Posted By USFN, Tuesday, April 17, 2018
Updated: Monday, April 16, 2018

April 17, 2018 and May 1, 2018

by Robyn Katz
McCalla Raymer Leibert Pierce, LLC – USFN Member (Connecticut, Florida, Georgia, Illinois)

Florida Senate Bill 220 passed both houses of the legislature unanimously and was signed by the governor on March 19, 2018. This act relates to bankruptcy matters in foreclosure proceedings. It authorizes lienholders to use certain documents filed under penalty of perjury in the defendant’s bankruptcy case as an admission in the mortgage foreclosure case. SB 220 applies to foreclosure cases filed on or after October 1, 2018.

The act creates a rebuttable presumption that the defendant has waived any defense to the foreclosure if a lienholder submits documents filed in the bankruptcy case evidencing the debtor’s intent to surrender the subject property — provided those documents have not been withdrawn by the defendant. Additionally, if a final order is entered in the defendant’s bankruptcy case which discharges the defendant’s debts or confirms the repayment plan that provides for the surrender of a property, that also creates the same rebuttable presumption.
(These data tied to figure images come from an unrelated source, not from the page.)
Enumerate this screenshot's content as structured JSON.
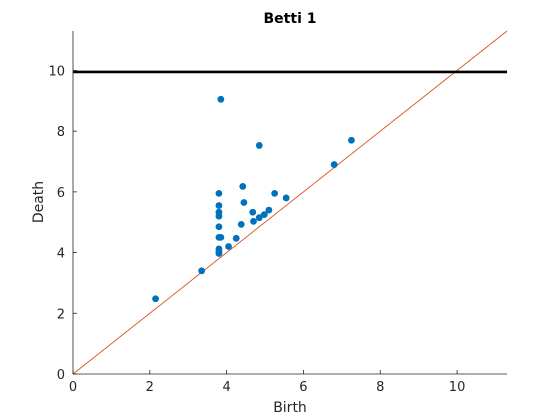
{
  "chart_data": {
    "type": "scatter",
    "title": "Betti 1",
    "xlabel": "Birth",
    "ylabel": "Death",
    "xlim": [
      0,
      11.3
    ],
    "ylim": [
      0,
      11.3
    ],
    "xticks": [
      0,
      2,
      4,
      6,
      8,
      10
    ],
    "yticks": [
      0,
      2,
      4,
      6,
      8,
      10
    ],
    "grid": false,
    "diagonal": {
      "color": "#d95319"
    },
    "infinite_death_line": {
      "y": 9.95,
      "color": "#000000"
    },
    "point_color": "#0072bd",
    "points": [
      {
        "x": 2.15,
        "y": 2.48
      },
      {
        "x": 3.35,
        "y": 3.4
      },
      {
        "x": 3.8,
        "y": 3.97
      },
      {
        "x": 3.8,
        "y": 4.03
      },
      {
        "x": 3.8,
        "y": 4.12
      },
      {
        "x": 3.8,
        "y": 4.5
      },
      {
        "x": 3.8,
        "y": 4.85
      },
      {
        "x": 3.8,
        "y": 5.2
      },
      {
        "x": 3.8,
        "y": 5.33
      },
      {
        "x": 3.8,
        "y": 5.55
      },
      {
        "x": 3.8,
        "y": 5.95
      },
      {
        "x": 3.85,
        "y": 4.5
      },
      {
        "x": 3.85,
        "y": 9.05
      },
      {
        "x": 4.05,
        "y": 4.2
      },
      {
        "x": 4.25,
        "y": 4.47
      },
      {
        "x": 4.38,
        "y": 4.93
      },
      {
        "x": 4.42,
        "y": 6.18
      },
      {
        "x": 4.45,
        "y": 5.65
      },
      {
        "x": 4.68,
        "y": 5.33
      },
      {
        "x": 4.7,
        "y": 5.03
      },
      {
        "x": 4.85,
        "y": 7.53
      },
      {
        "x": 4.85,
        "y": 5.15
      },
      {
        "x": 4.98,
        "y": 5.25
      },
      {
        "x": 5.1,
        "y": 5.4
      },
      {
        "x": 5.25,
        "y": 5.95
      },
      {
        "x": 5.55,
        "y": 5.8
      },
      {
        "x": 6.8,
        "y": 6.9
      },
      {
        "x": 7.25,
        "y": 7.7
      }
    ]
  }
}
The defendant is not precluded, however, from raising a defense in the foreclosure action based on an action or inaction of the lienholder that is subsequent to the filing of the document in the bankruptcy case which evidenced the defendant’s intention to surrender the mortgaged property to the lienholder.

This law will allow the plaintiff’s counsel in foreclosure proceedings to swiftly rebut defenses filed by borrowers who have surrendered the subject property in their bankruptcy case, as those defenses will be deemed as waived. Pleadings and orders entered in the bankruptcy cases can be reviewed to provide the state court with appropriate documentation evidencing the defendant’s intent to surrender the subject property.